2016-08-12www: allow including links to NNTP sites in HTML footer
Improve the discoverability of NNTP endpoints for users who still know what NNTP is. ==> ~/.public-inbox/config <== ; aliases for the locally-run nntpd can be specified in ; the "publicinbox" section: [publicinbox] nntpserver = nntp://ou63pmih66umazou.onion/ nntpserver = news.public-inbox.org ; NNTPS is not supported natively, yet, ; but one can use haproxy or similar ; nntpserver = nntps://news.public-inbox.invalid/ ; mirrors for specific inboxes may be specified either as full ; NNTP (or NNTPS) URLs, or with the server name only if the ; newsgroup name is specfied for a local NNTP server [publicinbox "git"] ... newsgroup = inbox.a.b.c nntpmirror = nntp://czquwvybam4bgbro.onion/ nntpmirror = hjrcffqmbrq6wope.onion ; there may be a mirror on a different server with a ; different name: nntpmirror = nntp://news.example.com/differently.named.group ; (And I really need to write manpages for all this...)
2016-08-12config: do not nest multi-value altid arrays
Oops. We will inevitably need to support multiple altids for a public-inbox one day.
2016-08-11search: support alt-ID for mapping legacy serial numbers
For some existing mailing list archives, messages are identified by serial number (such as NNTP article numbers in gmane). Those links may become inaccessible (as is the current case for gmane), so ensure users can still search based on old serial numbers.

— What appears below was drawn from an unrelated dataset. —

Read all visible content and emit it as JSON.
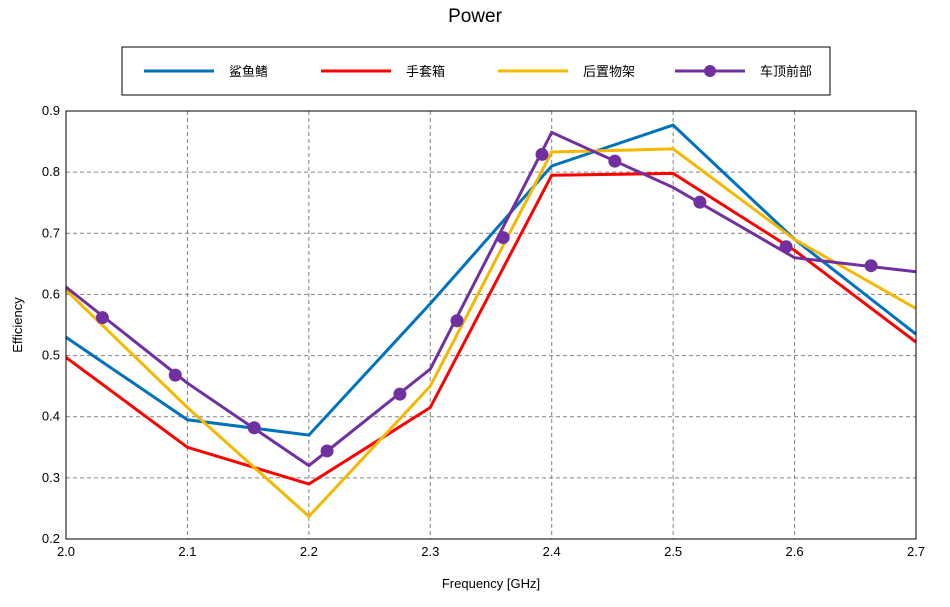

Now, I run the following periodically to get article numbers from gmane (while news.gmane.org remains): NNTPSERVER=news.gmane.org export NNTPSERVER GROUP=gmane.comp.version-control.git perl -I lib scripts/xhdr-num2mid $GROUP --msgmap=/path/to/gmane.sqlite3 (I might integrate this further with public-inbox-* scripts one day). My ~/.public-inbox/config as an added "altid" snippet which now looks like this: [publicinbox "git"] address = git@vger.kernel.org mainrepo = /path/to/git.vger.git newsgroup = inbox.comp.version-control.git ; relative pathnames expand to $mainrepo/public-inbox/$file altid = serial:gmane:file=gmane.sqlite3 And run "public-inbox-index --reindex /path/to/git.vger.git" periodically. This ought to allow searching for "gmane:12345" to work for Xapian-enabled instances. Disclaimer: while public-inbox supports NNTP and stable article serial numbers, use of those for public links is discouraged since it encourages centralization.
2016-08-10searchidx: allow searching Message-IDs in free-form text
It is not unheard of for users to attempt finding messages by entering Message-IDs into the "Search" box instead of using the existing URL structure. So make it possible for them. Fwiw, I've definitely encountered users who enter entire URLs into generic search engines.
2016-08-09www: avoid misinterpreting '&' and ';' in query parameters
Oops, we must unescape each key=value pair in a QUERY_STRING individually; otherwise we cannot interpret '&' or ';' in query parameter values.
2016-08-09searchidx: avoid holding Xapian lock in cat-file
We must ensure cat-file process is launched before Xapian grabs lock, too. Our use of "git cat-file --batch" has the same problem as "git log" did, (which was fixed in commit 3713c727cda431a0dc2865a7878c13ecf9f21851) "searchidx: release Xapian FDs before spawning git log"
2016-08-09searchidx: release Xapian FDs before spawning git log
This will allow us to release and re-acquire Xapian locks due to the lack of FD_CLOEXEC on some FDs.
2016-08-09searchidx: persist the PublicInbox::Git object
We can cheaply keep the object around nowadays since it spawns expensive processes only on an as-needed basis.